I have discussed conspicuous consumption in prior blog posts and have actually written a research paper about the topic. Keeping up with the Jonses is a never ending battle as people try to one up each other in this superficial game of flaunting wealth via products such as clothes worn, clothing accessories, cars driven and so forth.

So why do people engage in this type of behavior? It’s a subtle way to show off one’s wealth, i.e. it’s a signal to others, who also participate in conspicuous consumption and are familiar with brand names, that you have a lot of money. The ability to purchase and wear items that only a few can truly afford gives one the feeling of superiority because one belongs to an exclusive group. It also gives one the feeling of power and importance in our capitalistic economy where consumption is ubiquitous.

It takes more than just the name to keep things high end. During my research, I learned that when it comes to luxury brands, most consumers are unable to recognize between counterfeited products and authentic products. However, the story is much different for the rich. They are trained to recognize the small nuances of high-end products, thus, they can determine what is genuine and what is fake by scrutinizing certain details.

A Wasteful World

The article also brings up the issue of waste in our world. By far, we human beings are a wasteful society. Sure we have recycling programs, but it doesn’t change the fact that we have agreements to destroy wedding dresses instead of selling or donating them to those who may have a use for them. Instead, we destroy the dresses, make more of them, then destroy those ones when a retailer goes out of business; it’s a vicious cycle that leaves a destructive carbon footprint.

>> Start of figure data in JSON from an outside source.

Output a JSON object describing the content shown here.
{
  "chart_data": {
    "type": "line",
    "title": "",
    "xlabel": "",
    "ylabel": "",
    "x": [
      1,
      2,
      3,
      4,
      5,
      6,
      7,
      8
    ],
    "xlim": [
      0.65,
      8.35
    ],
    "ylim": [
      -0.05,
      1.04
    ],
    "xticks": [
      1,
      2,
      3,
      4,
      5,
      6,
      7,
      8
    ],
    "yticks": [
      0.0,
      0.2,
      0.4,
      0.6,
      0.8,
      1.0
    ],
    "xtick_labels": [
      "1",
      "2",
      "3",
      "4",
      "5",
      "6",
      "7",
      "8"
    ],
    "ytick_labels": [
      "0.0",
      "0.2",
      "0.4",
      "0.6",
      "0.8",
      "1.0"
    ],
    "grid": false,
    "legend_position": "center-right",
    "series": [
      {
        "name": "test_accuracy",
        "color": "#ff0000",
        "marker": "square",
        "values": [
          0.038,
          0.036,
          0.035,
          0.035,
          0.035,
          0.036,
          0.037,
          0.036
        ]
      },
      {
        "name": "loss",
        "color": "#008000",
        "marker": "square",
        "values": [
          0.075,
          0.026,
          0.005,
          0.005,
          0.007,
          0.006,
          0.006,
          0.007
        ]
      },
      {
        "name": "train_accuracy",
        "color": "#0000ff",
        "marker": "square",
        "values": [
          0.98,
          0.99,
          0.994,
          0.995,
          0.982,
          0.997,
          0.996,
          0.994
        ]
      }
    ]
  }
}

I employ wedding dresses as an example, of course, of our wastefulness, but there are other products that could be substituted in place of the dresses. The act of maintaing social status is harmful to the environment, not just from the created waste but also from the demand on the Earth for the needed resources in the production process. Sadly, those resources are discarded and more resources are demanded for future waste, also a vicious cycle that leaves a destructive carbon footprint.